- Ulmus × diversifolia, drawing by Melville, 1939 of a tree (ref 36.16), near Bramfield, Hertfordshire.
- Hybrid parentage: U. glabra × U. minor 'Plotii' × U. minor 'Coritana'
- Origin: England

= Ulmus × diversifolia =

Elm cultivar

Ulmus × diversifolia, also known as the diverse leaved elm, was originally described by Melville in 1939 as a new species, U. diversifolia, though he later believed it a natural hybrid of Coritanian elm, Plot elm and Wych elm. He recorded its distribution in Hertfordshire, between Hatfield, Hertford and Watton-at-Stone, and in Suffolk, where it was common along the coastal plain from Ipswich and Felixstowe to Lowestoft and Beccles, occurring inland as far as Diss and Debenham, and probably extending further north into Norfolk and south towards Colchester, Essex. He accordingly referred to it as "the East Anglian elm".

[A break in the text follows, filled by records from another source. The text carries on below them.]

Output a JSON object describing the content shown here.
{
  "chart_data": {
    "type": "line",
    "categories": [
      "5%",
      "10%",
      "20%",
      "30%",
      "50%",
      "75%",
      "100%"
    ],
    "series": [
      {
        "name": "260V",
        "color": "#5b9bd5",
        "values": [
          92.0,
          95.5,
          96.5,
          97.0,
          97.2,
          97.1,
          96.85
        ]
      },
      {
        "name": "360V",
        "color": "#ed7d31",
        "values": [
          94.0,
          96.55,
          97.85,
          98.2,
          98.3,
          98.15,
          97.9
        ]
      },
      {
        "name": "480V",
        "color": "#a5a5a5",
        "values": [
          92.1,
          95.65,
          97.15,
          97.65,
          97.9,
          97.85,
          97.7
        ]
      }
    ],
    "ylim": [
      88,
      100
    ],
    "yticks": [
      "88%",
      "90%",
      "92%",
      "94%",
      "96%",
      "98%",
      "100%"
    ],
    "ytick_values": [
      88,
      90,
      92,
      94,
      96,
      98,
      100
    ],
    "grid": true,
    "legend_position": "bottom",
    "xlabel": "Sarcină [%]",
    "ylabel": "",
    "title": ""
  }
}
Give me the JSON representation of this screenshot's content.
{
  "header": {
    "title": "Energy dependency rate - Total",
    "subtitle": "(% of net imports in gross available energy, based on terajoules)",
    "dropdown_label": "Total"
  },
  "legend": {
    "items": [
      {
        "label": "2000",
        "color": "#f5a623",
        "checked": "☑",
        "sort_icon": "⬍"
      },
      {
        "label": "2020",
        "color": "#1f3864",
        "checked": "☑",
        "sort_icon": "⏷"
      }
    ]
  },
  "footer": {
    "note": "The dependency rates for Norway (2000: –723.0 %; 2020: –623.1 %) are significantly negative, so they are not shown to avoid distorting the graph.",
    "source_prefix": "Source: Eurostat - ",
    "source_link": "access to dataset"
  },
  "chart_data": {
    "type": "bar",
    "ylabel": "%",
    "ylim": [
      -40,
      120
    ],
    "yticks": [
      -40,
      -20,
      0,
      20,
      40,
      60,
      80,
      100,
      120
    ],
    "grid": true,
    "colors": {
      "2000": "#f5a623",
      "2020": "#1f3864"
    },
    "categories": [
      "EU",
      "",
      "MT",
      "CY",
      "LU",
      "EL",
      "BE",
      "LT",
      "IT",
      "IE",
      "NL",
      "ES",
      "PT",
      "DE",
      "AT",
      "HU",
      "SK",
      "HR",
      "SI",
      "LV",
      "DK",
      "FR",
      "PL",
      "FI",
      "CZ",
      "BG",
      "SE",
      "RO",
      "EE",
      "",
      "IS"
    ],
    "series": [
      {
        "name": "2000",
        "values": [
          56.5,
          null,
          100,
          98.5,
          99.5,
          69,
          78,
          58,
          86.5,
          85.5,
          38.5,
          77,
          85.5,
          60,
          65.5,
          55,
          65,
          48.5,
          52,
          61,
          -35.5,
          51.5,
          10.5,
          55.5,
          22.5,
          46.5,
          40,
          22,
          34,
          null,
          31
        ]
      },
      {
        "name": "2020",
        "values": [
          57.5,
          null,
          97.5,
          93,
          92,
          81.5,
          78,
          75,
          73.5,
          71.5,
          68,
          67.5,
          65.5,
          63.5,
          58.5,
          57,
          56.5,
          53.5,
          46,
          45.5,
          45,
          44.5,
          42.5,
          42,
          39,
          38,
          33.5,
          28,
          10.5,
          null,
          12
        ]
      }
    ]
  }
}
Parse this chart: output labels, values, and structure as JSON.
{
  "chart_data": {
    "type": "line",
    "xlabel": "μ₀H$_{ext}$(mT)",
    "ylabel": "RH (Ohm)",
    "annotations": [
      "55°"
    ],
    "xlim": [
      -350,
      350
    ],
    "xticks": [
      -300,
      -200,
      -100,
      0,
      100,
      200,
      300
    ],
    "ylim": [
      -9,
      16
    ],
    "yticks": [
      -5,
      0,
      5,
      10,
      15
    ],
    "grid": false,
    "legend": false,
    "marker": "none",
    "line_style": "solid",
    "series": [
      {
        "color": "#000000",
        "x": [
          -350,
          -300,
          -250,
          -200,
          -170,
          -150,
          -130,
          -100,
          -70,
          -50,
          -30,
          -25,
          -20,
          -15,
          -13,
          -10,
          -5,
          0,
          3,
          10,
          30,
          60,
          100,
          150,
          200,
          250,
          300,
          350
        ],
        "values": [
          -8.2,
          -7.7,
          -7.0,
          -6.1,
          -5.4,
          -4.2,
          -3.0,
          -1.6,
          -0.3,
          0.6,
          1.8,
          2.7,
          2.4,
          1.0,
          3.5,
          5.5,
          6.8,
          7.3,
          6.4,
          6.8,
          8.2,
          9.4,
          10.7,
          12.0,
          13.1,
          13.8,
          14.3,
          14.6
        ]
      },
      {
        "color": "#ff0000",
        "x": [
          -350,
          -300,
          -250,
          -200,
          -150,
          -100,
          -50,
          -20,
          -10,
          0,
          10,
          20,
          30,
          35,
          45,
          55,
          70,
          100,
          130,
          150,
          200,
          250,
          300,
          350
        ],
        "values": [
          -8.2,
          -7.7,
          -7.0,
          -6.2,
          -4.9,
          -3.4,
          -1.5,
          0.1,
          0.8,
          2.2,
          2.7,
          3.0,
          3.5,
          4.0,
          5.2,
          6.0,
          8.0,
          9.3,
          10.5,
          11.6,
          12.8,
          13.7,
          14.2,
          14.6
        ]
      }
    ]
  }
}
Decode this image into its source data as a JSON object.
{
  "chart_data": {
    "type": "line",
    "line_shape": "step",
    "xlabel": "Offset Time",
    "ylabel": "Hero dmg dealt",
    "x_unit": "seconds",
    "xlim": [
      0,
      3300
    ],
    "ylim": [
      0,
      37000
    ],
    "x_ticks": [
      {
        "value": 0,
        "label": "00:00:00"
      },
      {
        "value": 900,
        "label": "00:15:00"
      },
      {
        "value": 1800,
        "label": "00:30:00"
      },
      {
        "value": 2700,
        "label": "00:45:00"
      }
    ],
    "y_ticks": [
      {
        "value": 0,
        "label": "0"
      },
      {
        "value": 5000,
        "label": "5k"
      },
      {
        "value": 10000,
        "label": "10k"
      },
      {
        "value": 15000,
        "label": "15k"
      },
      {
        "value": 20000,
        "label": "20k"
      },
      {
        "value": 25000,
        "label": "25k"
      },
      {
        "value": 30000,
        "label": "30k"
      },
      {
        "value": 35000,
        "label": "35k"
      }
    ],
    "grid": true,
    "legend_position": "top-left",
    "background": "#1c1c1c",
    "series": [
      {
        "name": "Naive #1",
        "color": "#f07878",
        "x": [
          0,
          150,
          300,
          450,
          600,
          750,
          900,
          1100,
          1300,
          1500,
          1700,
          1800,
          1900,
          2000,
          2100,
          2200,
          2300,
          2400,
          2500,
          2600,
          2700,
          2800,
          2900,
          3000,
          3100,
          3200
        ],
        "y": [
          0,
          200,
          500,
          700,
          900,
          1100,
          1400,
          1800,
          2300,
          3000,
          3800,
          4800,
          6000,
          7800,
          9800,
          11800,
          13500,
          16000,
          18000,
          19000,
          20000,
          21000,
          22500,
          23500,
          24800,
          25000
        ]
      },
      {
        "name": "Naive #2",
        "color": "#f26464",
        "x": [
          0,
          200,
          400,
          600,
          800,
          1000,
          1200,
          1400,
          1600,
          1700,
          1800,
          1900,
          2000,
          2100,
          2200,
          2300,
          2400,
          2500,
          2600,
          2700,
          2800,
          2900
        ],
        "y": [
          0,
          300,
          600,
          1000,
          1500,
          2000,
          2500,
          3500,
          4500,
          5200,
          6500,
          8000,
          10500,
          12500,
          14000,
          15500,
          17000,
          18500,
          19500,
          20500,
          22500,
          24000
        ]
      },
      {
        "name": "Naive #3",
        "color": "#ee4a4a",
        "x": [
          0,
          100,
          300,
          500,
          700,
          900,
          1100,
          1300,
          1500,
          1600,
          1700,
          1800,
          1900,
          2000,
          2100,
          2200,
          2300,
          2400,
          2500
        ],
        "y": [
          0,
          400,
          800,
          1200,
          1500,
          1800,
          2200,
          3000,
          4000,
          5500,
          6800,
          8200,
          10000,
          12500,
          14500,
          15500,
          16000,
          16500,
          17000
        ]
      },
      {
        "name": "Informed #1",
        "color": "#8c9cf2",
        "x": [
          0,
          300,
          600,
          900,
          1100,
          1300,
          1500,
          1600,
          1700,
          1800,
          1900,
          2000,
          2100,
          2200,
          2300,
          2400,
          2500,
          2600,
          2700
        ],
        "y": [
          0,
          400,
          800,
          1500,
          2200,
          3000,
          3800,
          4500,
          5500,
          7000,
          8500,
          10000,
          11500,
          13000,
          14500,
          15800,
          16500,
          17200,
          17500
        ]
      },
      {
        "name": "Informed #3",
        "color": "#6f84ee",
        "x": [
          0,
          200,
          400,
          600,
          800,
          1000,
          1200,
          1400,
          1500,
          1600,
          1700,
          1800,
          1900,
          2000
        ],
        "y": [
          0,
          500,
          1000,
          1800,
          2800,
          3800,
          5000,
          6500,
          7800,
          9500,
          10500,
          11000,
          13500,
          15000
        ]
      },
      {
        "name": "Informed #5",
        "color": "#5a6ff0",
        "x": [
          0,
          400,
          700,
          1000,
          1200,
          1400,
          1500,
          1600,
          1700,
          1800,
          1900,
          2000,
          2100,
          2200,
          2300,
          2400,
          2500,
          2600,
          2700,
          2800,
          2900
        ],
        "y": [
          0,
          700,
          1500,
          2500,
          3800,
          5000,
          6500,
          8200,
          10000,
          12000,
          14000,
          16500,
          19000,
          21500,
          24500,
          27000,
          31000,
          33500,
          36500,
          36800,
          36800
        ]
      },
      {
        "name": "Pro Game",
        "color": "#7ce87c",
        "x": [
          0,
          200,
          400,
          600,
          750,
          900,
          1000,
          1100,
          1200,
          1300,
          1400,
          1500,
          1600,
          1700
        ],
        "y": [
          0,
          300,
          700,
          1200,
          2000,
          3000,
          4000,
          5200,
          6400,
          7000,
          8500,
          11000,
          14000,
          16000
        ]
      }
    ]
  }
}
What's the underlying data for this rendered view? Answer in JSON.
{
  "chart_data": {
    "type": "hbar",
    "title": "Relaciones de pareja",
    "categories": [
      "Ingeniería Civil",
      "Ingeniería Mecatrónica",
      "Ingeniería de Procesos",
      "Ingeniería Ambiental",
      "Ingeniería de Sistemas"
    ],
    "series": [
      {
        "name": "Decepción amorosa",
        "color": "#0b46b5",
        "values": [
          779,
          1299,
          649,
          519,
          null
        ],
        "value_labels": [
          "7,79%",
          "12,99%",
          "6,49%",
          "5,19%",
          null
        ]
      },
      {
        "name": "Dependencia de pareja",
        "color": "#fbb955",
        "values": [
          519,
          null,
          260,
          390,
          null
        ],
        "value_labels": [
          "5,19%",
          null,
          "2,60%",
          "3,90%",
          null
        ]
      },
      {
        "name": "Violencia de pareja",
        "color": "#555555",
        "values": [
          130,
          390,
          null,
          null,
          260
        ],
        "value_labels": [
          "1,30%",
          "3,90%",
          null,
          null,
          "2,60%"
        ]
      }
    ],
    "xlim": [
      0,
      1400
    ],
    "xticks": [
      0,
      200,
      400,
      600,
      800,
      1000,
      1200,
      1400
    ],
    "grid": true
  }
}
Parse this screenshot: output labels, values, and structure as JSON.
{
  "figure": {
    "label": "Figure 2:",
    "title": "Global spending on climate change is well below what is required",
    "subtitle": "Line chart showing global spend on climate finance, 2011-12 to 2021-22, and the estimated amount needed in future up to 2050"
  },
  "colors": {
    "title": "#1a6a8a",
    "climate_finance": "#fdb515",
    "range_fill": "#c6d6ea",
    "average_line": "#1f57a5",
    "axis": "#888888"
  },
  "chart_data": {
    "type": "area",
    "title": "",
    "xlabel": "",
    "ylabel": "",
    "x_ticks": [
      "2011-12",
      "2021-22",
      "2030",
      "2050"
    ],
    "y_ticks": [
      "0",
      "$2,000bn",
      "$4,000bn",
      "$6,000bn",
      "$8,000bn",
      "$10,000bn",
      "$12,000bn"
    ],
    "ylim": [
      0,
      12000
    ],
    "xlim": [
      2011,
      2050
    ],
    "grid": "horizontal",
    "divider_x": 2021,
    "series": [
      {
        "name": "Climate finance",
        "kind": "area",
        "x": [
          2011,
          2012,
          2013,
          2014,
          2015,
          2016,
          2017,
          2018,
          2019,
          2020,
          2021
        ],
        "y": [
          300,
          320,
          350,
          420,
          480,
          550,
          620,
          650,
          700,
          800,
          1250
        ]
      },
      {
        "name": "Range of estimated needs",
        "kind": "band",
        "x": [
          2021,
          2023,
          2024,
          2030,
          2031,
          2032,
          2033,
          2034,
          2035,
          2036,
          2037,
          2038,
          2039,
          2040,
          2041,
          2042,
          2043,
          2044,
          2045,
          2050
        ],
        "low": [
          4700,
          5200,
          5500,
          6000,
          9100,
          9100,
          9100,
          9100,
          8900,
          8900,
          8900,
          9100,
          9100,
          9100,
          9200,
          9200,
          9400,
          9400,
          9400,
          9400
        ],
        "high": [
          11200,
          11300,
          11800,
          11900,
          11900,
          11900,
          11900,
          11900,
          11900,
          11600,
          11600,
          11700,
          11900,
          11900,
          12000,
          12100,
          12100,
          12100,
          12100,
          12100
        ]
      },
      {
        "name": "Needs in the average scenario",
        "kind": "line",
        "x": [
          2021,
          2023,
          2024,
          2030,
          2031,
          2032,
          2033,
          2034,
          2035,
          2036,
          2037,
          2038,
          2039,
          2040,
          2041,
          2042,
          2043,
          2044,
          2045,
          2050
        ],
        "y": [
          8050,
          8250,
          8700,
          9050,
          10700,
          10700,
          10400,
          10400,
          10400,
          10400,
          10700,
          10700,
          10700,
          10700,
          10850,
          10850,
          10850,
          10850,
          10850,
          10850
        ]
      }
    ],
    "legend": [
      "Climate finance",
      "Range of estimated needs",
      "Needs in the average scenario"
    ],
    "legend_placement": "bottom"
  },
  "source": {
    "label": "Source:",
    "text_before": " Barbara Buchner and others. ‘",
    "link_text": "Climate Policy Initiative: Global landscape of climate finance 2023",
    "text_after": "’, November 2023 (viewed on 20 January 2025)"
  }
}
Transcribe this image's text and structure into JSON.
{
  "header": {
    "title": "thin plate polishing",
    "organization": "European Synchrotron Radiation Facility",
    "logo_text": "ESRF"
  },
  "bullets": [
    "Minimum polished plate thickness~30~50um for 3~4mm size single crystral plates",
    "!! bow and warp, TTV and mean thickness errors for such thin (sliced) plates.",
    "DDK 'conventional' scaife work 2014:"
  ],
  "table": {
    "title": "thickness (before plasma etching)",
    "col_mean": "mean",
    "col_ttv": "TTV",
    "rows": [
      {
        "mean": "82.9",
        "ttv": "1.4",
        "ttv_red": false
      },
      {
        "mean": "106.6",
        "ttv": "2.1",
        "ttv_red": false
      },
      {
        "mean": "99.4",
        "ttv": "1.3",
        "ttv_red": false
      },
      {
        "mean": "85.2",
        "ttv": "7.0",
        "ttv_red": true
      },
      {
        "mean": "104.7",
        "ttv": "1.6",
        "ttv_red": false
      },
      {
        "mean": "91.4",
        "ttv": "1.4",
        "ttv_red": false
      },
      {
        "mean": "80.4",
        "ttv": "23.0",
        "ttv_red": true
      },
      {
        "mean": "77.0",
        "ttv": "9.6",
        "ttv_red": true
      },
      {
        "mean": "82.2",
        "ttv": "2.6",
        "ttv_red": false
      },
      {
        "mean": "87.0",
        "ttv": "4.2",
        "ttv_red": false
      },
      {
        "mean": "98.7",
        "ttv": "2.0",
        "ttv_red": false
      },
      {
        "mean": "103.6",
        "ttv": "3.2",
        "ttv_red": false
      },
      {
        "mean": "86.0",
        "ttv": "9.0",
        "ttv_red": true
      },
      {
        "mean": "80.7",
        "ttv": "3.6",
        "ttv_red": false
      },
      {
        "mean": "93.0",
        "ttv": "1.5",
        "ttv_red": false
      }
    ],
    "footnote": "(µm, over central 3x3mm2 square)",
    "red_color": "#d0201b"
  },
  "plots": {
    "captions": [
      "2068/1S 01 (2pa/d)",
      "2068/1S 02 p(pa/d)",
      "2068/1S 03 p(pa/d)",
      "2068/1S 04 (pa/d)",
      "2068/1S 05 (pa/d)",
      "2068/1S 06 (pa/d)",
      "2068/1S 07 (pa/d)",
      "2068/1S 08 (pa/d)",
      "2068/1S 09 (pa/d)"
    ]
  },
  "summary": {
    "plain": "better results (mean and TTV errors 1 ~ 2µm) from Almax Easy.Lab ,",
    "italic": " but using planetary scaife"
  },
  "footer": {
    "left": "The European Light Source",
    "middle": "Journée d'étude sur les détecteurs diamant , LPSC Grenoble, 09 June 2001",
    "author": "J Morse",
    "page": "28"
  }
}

The inclusion of the disputed U. coritana in its parentage has affected the reception of U. × diversifolia. Richens, who rejected the former, ignored × diversifolia in his study of East Anglian elms.

==Description==
Ulmus × diversifolia was described as an upright tree less than 20 m high with spreading branches and rather slender wiry branchlets. Gerald Wilkinson described its supposed distinguishing feature — about ten per cent of leaves on short symmetrical shoots — as "rather subtle". Melville included a drawing of the leaves in his 1946 paper, 'The British Elms', in The New Naturalist, and placed specimens in the Kew Herbarium.

==Pests and diseases==
East Anglian hybrid elms, including those Melville's considered U. × diversifolia, are susceptible to Dutch elm disease, but as they produce abundant root-suckers immature specimens probably survive in their areas of origin.

==Cultivation==
A rooted sucker was taken from a tree from the Hatfield to Hertford road and transferred to the arboretum nursery at Kew. Specimens held by the Royal Botanic Gardens at Wakehurst Place were listed as U. coritana × U. plotii × U. glabra and U. glabra × U. coritana × U. plotii.

==Notable trees==
Melville's type tree (ref 36.265) was situated on the south side of the Hatfield to Hertford road about three miles east of Hatfield.

==Accessions==
===Europe===
- Royal Botanic Gardens, Kew, UK. Acc. no. not known.